Dengan segera dan sebelum dia menyadarinya, Araya pun langsung melepas jaket merah abu-abu yang dikenakan Zaaryan. Beruntung bagian depannya tidak diresleting, jadi lebih mudah melepasnya.
Setelah selesai melepasnya, Araya segera mengenakan jaket itu secepat mungkin supaya tidak langsung disadari oleh Zaaryan.
"Terima kasih," tak lupa berterima kasih, Araya berucap sembari menaikkan resleting hingga ke atas.
"Eh, suara itu.." ucap Zaaryan lirih yang tak mampu didengar Araya. Dia berbalik, dan melihat Araya yang sudah memakai jaketnya.
"Araya? Kamu baik-baik saja kan? Apa ada yang terluka?" tanya Zaaryan berturut-turut yang terdengar posesif, dia seketika berdiri sembari ia memegang kedua bahu Araya.
Araya mengangguk menanggapi. Zaaryan menghela napas lega sambil berjalan selangkah mundur dari Araya.
"Maaf sudah membuatmu cemas, hehehe.." kata Araya disertai kekehan kecil sambil mengusap tengkuknya.
"Hehe.. Hehe.. Tak ada yang lucu." menirukan suara kekehan Araya, Zaaryan berucap sambil mengacak singkat rambut Araya.
"Iya-iya, maaf." mengulang kembali kata maafnya, Araya juga tak enak hati karena telah membuat rekannya itu cemas dan takut.
"Eh Araya," kali ini, Zaaryan berujar sambil memasang ekspresi wajah serius. Dia baru menyadari hal ini. Diamatinya tubuh Araya dari atas sampai bawah. Berbeda dari yang tadi, kini Araya hanya mengenakan jaket miliknya, serta sepatu yang masih utuh.
"Mana seragam kamu?" lanjutnya bertanya pada Araya, pasalnya saat itu Araya hanya mengenakan jaket yang terlihat kebesaran untuk Araya.
Bagian lengannya yang terlalu panjang, bisa ditekuk beberapa kali jika Araya yang mengenakannya.
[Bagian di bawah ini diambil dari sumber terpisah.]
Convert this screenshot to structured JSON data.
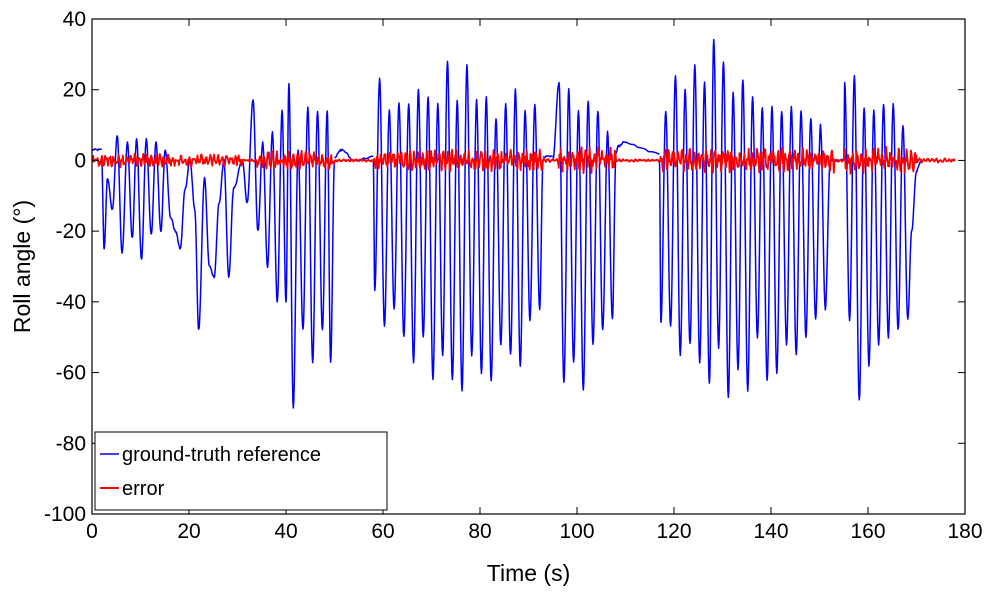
{
  "chart_data": {
    "type": "line",
    "title": "",
    "xlabel": "Time (s)",
    "ylabel": "Roll angle (°)",
    "xlim": [
      0,
      180
    ],
    "ylim": [
      -100,
      40
    ],
    "xticks": [
      0,
      20,
      40,
      60,
      80,
      100,
      120,
      140,
      160,
      180
    ],
    "yticks": [
      40,
      20,
      0,
      -20,
      -40,
      -60,
      -80,
      -100
    ],
    "grid": false,
    "legend_position": "bottom-left",
    "series": [
      {
        "name": "ground-truth reference",
        "color": "#0000ff",
        "segments": [
          {
            "x0": 0,
            "x1": 2,
            "base": 3,
            "peaks": []
          },
          {
            "x0": 2,
            "x1": 31,
            "base": 0,
            "peaks": [
              [
                2.5,
                -25
              ],
              [
                3.2,
                -5
              ],
              [
                4.2,
                -14
              ],
              [
                5.2,
                7
              ],
              [
                6.2,
                -26
              ],
              [
                7.3,
                5
              ],
              [
                8.3,
                -22
              ],
              [
                9.2,
                6
              ],
              [
                10.2,
                -28
              ],
              [
                11.2,
                6
              ],
              [
                12.2,
                -21
              ],
              [
                13.2,
                5
              ],
              [
                14.2,
                -20
              ],
              [
                15.1,
                3
              ],
              [
                16.2,
                -16
              ],
              [
                17.2,
                -20
              ],
              [
                18.2,
                -25
              ],
              [
                19.2,
                -8
              ],
              [
                20.2,
                0
              ],
              [
                21.2,
                -14
              ],
              [
                22.0,
                -48
              ],
              [
                23.2,
                -5
              ],
              [
                24.2,
                -30
              ],
              [
                25.2,
                -33
              ],
              [
                26.2,
                -12
              ],
              [
                27.2,
                0
              ],
              [
                28.2,
                -33
              ],
              [
                29.2,
                -8
              ]
            ]
          },
          {
            "x0": 31,
            "x1": 50,
            "base": 0,
            "peaks": [
              [
                32.0,
                -12
              ],
              [
                33.2,
                17
              ],
              [
                34.2,
                -20
              ],
              [
                35.2,
                5
              ],
              [
                36.2,
                -30
              ],
              [
                37.2,
                8
              ],
              [
                38.2,
                -40
              ],
              [
                39.2,
                14
              ],
              [
                40.0,
                -40
              ],
              [
                40.6,
                22
              ],
              [
                41.5,
                -70
              ],
              [
                42.5,
                3
              ],
              [
                43.5,
                -48
              ],
              [
                44.5,
                15
              ],
              [
                45.5,
                -57
              ],
              [
                46.5,
                14
              ],
              [
                47.5,
                -48
              ],
              [
                48.5,
                14
              ],
              [
                49.2,
                -57
              ]
            ]
          },
          {
            "x0": 50,
            "x1": 58,
            "base": 1,
            "peaks": [
              [
                51.5,
                3
              ],
              [
                54,
                0
              ]
            ]
          },
          {
            "x0": 58,
            "x1": 93,
            "base": 0,
            "peaks": [
              [
                58.3,
                -37
              ],
              [
                59.3,
                23
              ],
              [
                60.3,
                -47
              ],
              [
                61.3,
                14
              ],
              [
                62.3,
                -42
              ],
              [
                63.3,
                16
              ],
              [
                64.3,
                -50
              ],
              [
                65.3,
                16
              ],
              [
                66.3,
                -57
              ],
              [
                67.3,
                20
              ],
              [
                68.3,
                -50
              ],
              [
                69.3,
                18
              ],
              [
                70.3,
                -62
              ],
              [
                71.3,
                16
              ],
              [
                72.3,
                -55
              ],
              [
                73.3,
                28
              ],
              [
                74.3,
                -62
              ],
              [
                75.3,
                17
              ],
              [
                76.3,
                -65
              ],
              [
                77.3,
                27
              ],
              [
                78.3,
                -55
              ],
              [
                79.3,
                17
              ],
              [
                80.3,
                -60
              ],
              [
                81.3,
                18
              ],
              [
                82.3,
                -62
              ],
              [
                83.3,
                12
              ],
              [
                84.3,
                -52
              ],
              [
                85.3,
                16
              ],
              [
                86.3,
                -55
              ],
              [
                87.3,
                20
              ],
              [
                88.3,
                -58
              ],
              [
                89.3,
                14
              ],
              [
                90.3,
                -45
              ],
              [
                91.3,
                16
              ],
              [
                92.3,
                -42
              ]
            ]
          },
          {
            "x0": 93,
            "x1": 95,
            "base": 1,
            "peaks": []
          },
          {
            "x0": 95,
            "x1": 108,
            "base": 0,
            "peaks": [
              [
                96.3,
                22
              ],
              [
                97.3,
                -63
              ],
              [
                98.3,
                20
              ],
              [
                99.3,
                -57
              ],
              [
                100.3,
                14
              ],
              [
                101.3,
                -65
              ],
              [
                102.3,
                17
              ],
              [
                103.3,
                -52
              ],
              [
                104.3,
                14
              ],
              [
                105.3,
                -48
              ],
              [
                106.3,
                8
              ],
              [
                107.3,
                -45
              ]
            ]
          },
          {
            "x0": 108,
            "x1": 117,
            "base": 2,
            "peaks": [
              [
                108.5,
                4
              ],
              [
                109.5,
                5
              ]
            ]
          },
          {
            "x0": 117,
            "x1": 153,
            "base": 0,
            "peaks": [
              [
                117.3,
                -46
              ],
              [
                118.3,
                14
              ],
              [
                119.3,
                -47
              ],
              [
                120.3,
                24
              ],
              [
                121.3,
                -55
              ],
              [
                122.3,
                20
              ],
              [
                123.3,
                -52
              ],
              [
                124.3,
                27
              ],
              [
                125.3,
                -57
              ],
              [
                126.3,
                22
              ],
              [
                127.3,
                -63
              ],
              [
                128.2,
                34
              ],
              [
                129.2,
                -53
              ],
              [
                130.2,
                28
              ],
              [
                131.2,
                -67
              ],
              [
                132.2,
                19
              ],
              [
                133.2,
                -59
              ],
              [
                134.2,
                23
              ],
              [
                135.2,
                -65
              ],
              [
                136.2,
                18
              ],
              [
                137.2,
                -50
              ],
              [
                138.2,
                15
              ],
              [
                139.2,
                -62
              ],
              [
                140.2,
                15
              ],
              [
                141.2,
                -60
              ],
              [
                142.2,
                14
              ],
              [
                143.2,
                -52
              ],
              [
                144.2,
                15
              ],
              [
                145.2,
                -55
              ],
              [
                146.2,
                14
              ],
              [
                147.2,
                -50
              ],
              [
                148.2,
                12
              ],
              [
                149.2,
                -45
              ],
              [
                150.2,
                10
              ],
              [
                151.2,
                -42
              ],
              [
                152.2,
                0
              ]
            ]
          },
          {
            "x0": 153,
            "x1": 155,
            "base": 0,
            "peaks": []
          },
          {
            "x0": 155,
            "x1": 171,
            "base": 0,
            "peaks": [
              [
                155.2,
                22
              ],
              [
                156.2,
                -45
              ],
              [
                157.2,
                24
              ],
              [
                158.2,
                -68
              ],
              [
                159.2,
                15
              ],
              [
                160.2,
                -58
              ],
              [
                161.2,
                14
              ],
              [
                162.2,
                -52
              ],
              [
                163.2,
                16
              ],
              [
                164.2,
                -50
              ],
              [
                165.2,
                16
              ],
              [
                166.2,
                -48
              ],
              [
                167.2,
                10
              ],
              [
                168.2,
                -45
              ],
              [
                169.0,
                -20
              ],
              [
                170.0,
                -3
              ]
            ]
          }
        ]
      },
      {
        "name": "error",
        "color": "#ff0000",
        "x_start": 0,
        "x_end": 178,
        "segments": [
          {
            "x0": 0,
            "x1": 31,
            "amp": 1.5
          },
          {
            "x0": 31,
            "x1": 34,
            "amp": 0.3
          },
          {
            "x0": 34,
            "x1": 50,
            "amp": 2.2
          },
          {
            "x0": 50,
            "x1": 58,
            "amp": 0.3
          },
          {
            "x0": 58,
            "x1": 93,
            "amp": 2.5
          },
          {
            "x0": 93,
            "x1": 96,
            "amp": 0.4
          },
          {
            "x0": 96,
            "x1": 108,
            "amp": 3
          },
          {
            "x0": 108,
            "x1": 117,
            "amp": 0.3
          },
          {
            "x0": 117,
            "x1": 153,
            "amp": 2.8
          },
          {
            "x0": 153,
            "x1": 155,
            "amp": 0.3
          },
          {
            "x0": 155,
            "x1": 170,
            "amp": 3
          },
          {
            "x0": 170,
            "x1": 178,
            "amp": 0.5
          }
        ]
      }
    ]
  }
}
Serta dengan jaket yang kebesaran itu, mampu menutupi separuh pahanya yang sebelumnya terekspos.
"Seragamku hancur akibat aku hampir termakan oleh kalajengking raksasa tadi." jujur Araya sembari menunduk.
"D-di pesawat masih ada cadangannya kan?" memberanikan diri mengangkat wajahnya, Araya bertanya yang dibalas anggukan kecil oleh Zaaryan.
__ADS_1
"Kalau masalah cadangan sih tentu saja ada, tapi yang harus dipikirkan, bagaimana caranya kita kembali?"
Pertanyaan itu kembali membuat mereka terdiam untuk berpikir. Itu bukanlah pertanyaan sepele. Tapi bagi mereka, satu pertanyaan tersebut sudah membuang cukup banyak waktu dan tenaga, serta hampir mengorbankan nyawa.
"Ehem! Bagaimana kalian berdua bisa ada di sini?" berdeham singkat, salah satu dari dua orang berlainan jenis berdiri di belakang mereka. Araya dan Zaaryan seketika berbalik.
"Dae-Vin? Hanny?" ucap mereka kompak setelah melihat kedua rekan mereka yang lain.
"Setelah kami cari-cari ternyata kalian berduaan di sini?" menarik pergelangan tangan Araya menjauh dari Zaaryan, Hanny berucap dengan nada agak ketus.
"Bagaimana.. Bagaimana kalian bisa sampai ke sini?" dengan nyali yang sedikit, Araya mencoba bertanya. Dia mengira kalau jawaban panjang kali lebar akan dia terima saat ini juga.
"Kamu masih bertanya? Apakah kalian tau, berapa lama kalian menghilang?" sembari berkacak pinggang, Hanny bertanya untuk menghilangkan rasa khawatir dan penasarannya yang sudah beberapa hari ini dia rasakan.
"Ehm mungkin satu-" belum sempat Araya menyelesaikan kata-katanya, padahal tinggal bilang satu kata lagi, yakni 'hari'.
"Satu pekan." Dae-Vin menyahut. Araya dan Zaaryan membelalakkan matanya tak percaya.
"Yang benar saja sampai satu pekan?" tanya Zaaryan sambil sedikit mengernyit heran.
"Sudahlah, sekarang lebih baik kita kembali ke pesawat." ucap Hanny mengalihkan perhatian. "Ayo," lanjutnya sembari menggandeng tangan kanan Araya.
"Aku bisa teleportasi lintas dimensi." jawabnya santai. Kemudian mulai mengaktifkan portal berwarna kuning agak oranye dengan diameter sekitar tiga setengah meter.
"Tapi bagaimana dengan batu element-nya?"
"Jangan khawatir, kami sudah menemukannya."
Dae-Vin baru menyadari ada hal tak wajar yang terjadi pada Araya. Dia menatapnya dengan tatapan datar, kemudian menarik bahu Zaaryan yang sudah berjalan di depannya.
"Apa yang kamu lakukan pada Araya?" tanyanya dengan ekspresi dingin dan sorot mata tajam yang dulu sering dia perlihatkan pada orang lain.
"A-aku tidak melakukan apa-apa kok." sembari menggeleng pelan, Zaaryan menjawab dengan sedikit tergagap. Dia juga merasakan hawa dingin yang membuat bulu kuduknya mulai berdiri.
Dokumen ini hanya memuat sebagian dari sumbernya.